Neuromas can arise from different types of nervous tissue, including the nerve fibers and their myelin sheath, as in the case of genuine neoplasms (growths) like ganglioneuromas and neurinomas.

The term is also used to refer to any swelling of a nerve, even in the absence of abnormal cell growth. In particular, traumatic neuroma results from trauma to a nerve, often during a surgical procedure. Morton's neuroma affects the foot.
Neuromas can be painful, or sometimes, as in the case of acoustic neuromas, can give rise to other symptoms.

== Neoplasms ==
- Acoustic neuroma - a slow-growing, benign tumor of the acoustic nerve.

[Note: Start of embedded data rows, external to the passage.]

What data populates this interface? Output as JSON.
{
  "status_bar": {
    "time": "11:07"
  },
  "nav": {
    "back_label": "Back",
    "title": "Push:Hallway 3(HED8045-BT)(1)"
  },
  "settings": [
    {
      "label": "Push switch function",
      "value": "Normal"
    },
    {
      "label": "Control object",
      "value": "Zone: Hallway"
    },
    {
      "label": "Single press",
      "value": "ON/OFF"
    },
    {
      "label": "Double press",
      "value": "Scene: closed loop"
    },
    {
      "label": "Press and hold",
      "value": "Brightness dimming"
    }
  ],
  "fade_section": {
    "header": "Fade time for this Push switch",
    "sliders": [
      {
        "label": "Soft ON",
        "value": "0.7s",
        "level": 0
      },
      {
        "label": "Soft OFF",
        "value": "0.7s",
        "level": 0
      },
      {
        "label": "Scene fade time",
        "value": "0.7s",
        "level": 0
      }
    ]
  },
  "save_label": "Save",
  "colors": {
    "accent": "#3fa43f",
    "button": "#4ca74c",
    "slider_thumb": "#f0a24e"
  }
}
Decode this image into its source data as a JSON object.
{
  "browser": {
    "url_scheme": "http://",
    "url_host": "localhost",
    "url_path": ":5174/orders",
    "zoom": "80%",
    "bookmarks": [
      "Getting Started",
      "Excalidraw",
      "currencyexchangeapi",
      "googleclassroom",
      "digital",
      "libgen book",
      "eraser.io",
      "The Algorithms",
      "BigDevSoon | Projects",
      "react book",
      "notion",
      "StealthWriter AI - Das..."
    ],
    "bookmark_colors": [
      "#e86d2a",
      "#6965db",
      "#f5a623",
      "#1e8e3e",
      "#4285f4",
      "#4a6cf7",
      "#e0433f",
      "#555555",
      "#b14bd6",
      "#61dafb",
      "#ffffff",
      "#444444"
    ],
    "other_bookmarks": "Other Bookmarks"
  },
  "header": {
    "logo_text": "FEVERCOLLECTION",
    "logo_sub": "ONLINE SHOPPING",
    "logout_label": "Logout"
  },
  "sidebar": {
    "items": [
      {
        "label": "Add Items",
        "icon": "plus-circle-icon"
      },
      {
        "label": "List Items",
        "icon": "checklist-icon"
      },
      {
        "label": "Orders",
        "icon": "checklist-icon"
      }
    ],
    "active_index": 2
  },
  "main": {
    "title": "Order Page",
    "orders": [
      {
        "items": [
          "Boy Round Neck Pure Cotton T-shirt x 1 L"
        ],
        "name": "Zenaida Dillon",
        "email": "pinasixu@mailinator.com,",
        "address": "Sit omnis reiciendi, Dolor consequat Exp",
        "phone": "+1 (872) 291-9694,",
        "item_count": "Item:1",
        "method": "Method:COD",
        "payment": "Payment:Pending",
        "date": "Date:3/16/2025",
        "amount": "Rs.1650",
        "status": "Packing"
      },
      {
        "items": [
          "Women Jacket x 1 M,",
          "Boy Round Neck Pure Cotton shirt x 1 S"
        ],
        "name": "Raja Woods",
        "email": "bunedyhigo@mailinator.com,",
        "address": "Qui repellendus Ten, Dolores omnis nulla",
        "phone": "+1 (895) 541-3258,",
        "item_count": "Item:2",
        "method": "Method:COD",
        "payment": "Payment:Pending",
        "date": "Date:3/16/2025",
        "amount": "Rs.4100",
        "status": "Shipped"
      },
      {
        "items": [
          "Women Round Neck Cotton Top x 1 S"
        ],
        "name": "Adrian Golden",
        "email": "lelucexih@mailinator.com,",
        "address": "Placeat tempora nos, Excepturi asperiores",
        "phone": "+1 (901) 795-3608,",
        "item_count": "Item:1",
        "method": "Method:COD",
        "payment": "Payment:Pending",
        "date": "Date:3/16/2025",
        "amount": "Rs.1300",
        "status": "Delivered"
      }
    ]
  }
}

Symptoms, which most often start after the age of 30, can include dizziness, headache, vertigo, loss of balance, ringing sensations, and numbness.
- Ganglioneuroma - a tumor of the sympathetic nerve fibers arising from neural crest cells.

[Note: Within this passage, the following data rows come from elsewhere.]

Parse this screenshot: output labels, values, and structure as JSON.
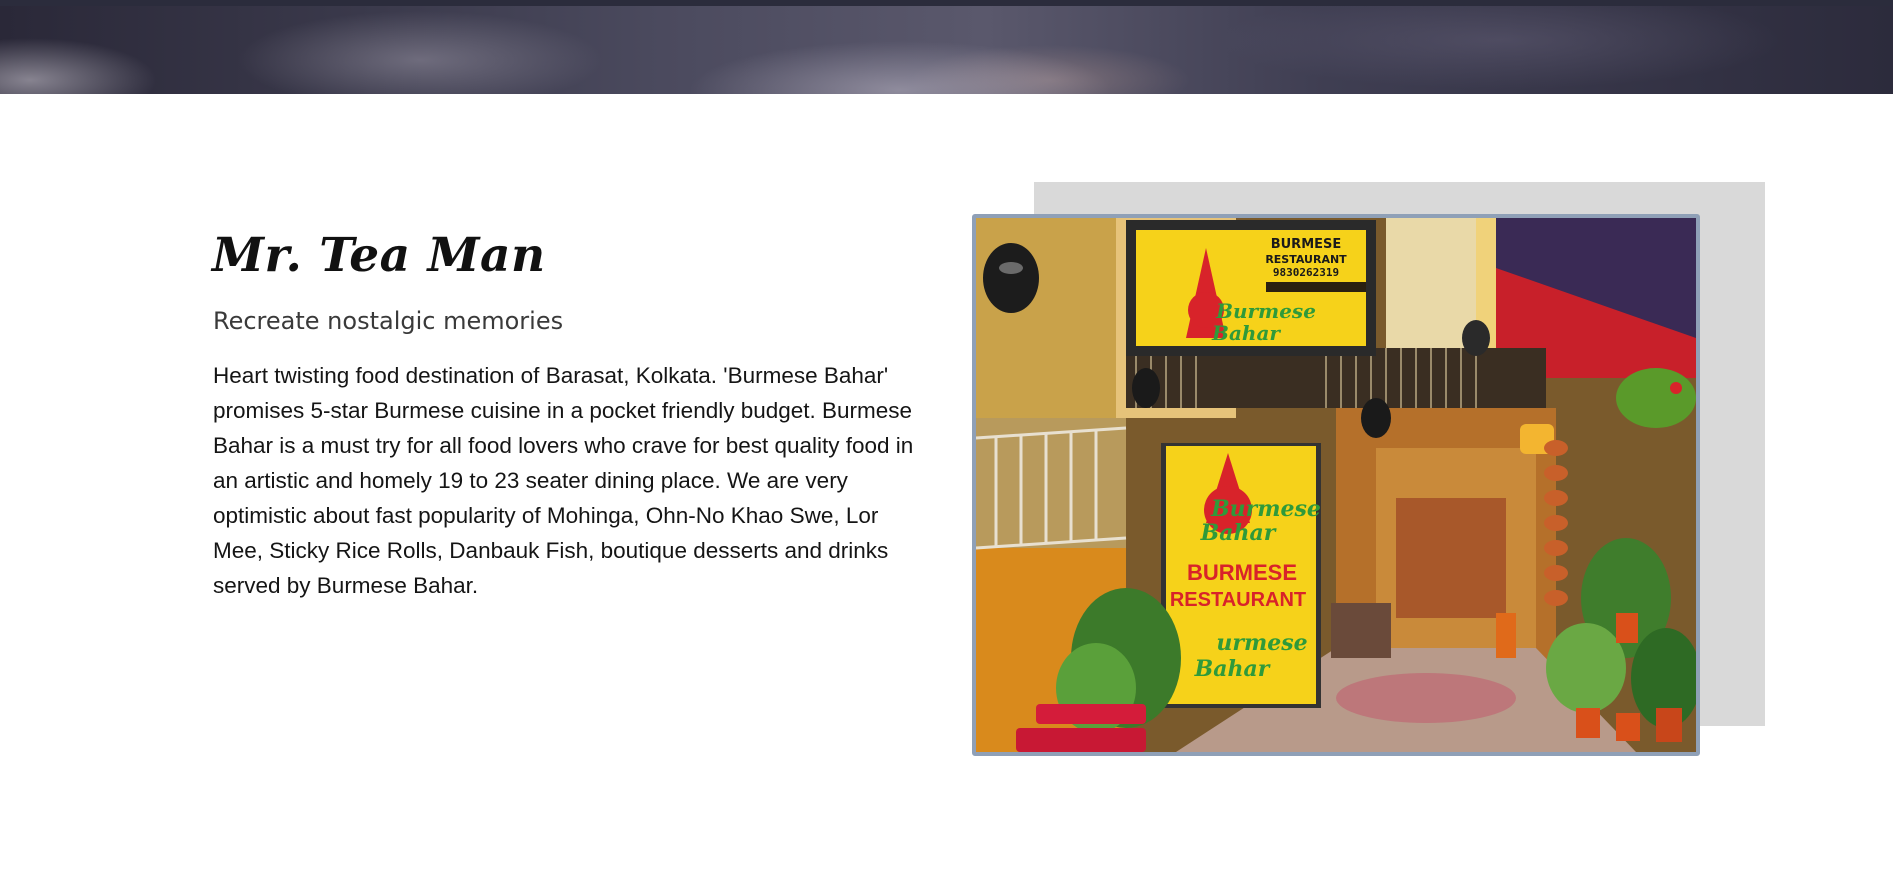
{
  "about": {
    "title": "Mr. Tea Man",
    "subtitle": "Recreate nostalgic memories",
    "body": "Heart twisting food destination of Barasat, Kolkata. 'Burmese Bahar' promises 5-star Burmese cuisine in a pocket friendly budget. Burmese Bahar is a must try for all food lovers who crave for best quality food in an artistic and homely 19 to 23 seater dining place. We are very optimistic about fast popularity of Mohinga, Ohn-No Khao Swe, Lor Mee, Sticky Rice Rolls, Danbauk Fish, boutique desserts and drinks served by Burmese Bahar."
  },
  "photo": {
    "sign_top": {
      "line1": "BURMESE",
      "line2": "RESTAURANT",
      "phone": "9830262319",
      "logo_line1": "Burmese",
      "logo_line2": "Bahar"
    },
    "sign_main": {
      "logo_line1": "Burmese",
      "logo_line2": "Bahar",
      "line1": "BURMESE",
      "line2": "RESTAURANT",
      "logo_bottom_line1": "urmese",
      "logo_bottom_line2": "Bahar"
    }
  },
  "colors": {
    "sign_yellow": "#f6d21a",
    "sign_red": "#d8232a",
    "sign_green": "#2f9a3a",
    "frame_border": "#8fa0b7",
    "shadow_panel": "#d9d9d9"
  }
}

- Pacinian neuroma - a very rare, painful, benign hyperplastic tumor of Pacinian corpuscles (mechanoreceptors responsible for sensitivity to vibration and pressure), sometimes linked to a history of local trauma.

== Other nerve swellings ==
Some of the benign varieties of neuroma, in the broadest sense of the term, are not neoplasms.

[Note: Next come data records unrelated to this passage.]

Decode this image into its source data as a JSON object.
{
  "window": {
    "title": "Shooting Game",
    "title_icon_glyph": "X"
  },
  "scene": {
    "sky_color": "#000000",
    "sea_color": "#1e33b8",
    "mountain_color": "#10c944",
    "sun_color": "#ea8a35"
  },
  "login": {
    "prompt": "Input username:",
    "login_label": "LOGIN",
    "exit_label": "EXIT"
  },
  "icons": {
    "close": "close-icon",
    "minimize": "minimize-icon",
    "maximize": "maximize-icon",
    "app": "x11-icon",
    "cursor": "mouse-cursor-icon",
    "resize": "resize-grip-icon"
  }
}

- Traumatic neuroma follows different forms of nerve injury (often as a result of surgery). They occur at the end of injured nerve fibres as a form of ineffective, unregulated nerve regeneration; it occurs most commonly near a scar, either superficially (skin, subcutaneous fat) or deep (e.g., after a cholecystectomy). They are often very painful. Synonyms include scar neuroma, amputation neuroma, or pseudoneuroma.
- Morton's neuroma (a mononeuropathy of the foot) is another example of the more general usage of the term neuroma. Some prefer the term "Morton's metatarsalgia", thus avoiding the term neuroma and its association with tumors.

==Etymology==
The stem neuro- originates from the Greek word for nerve (νεῦρον), while the suffix -oma (-ωμα) denotes swelling. The stem does not imply that neuromas necessarily arise from neurons; neuromas generally arise from non-neuronal nerve tissues. The word was originally used to refer to any nerve tumor, but its meaning has evolved.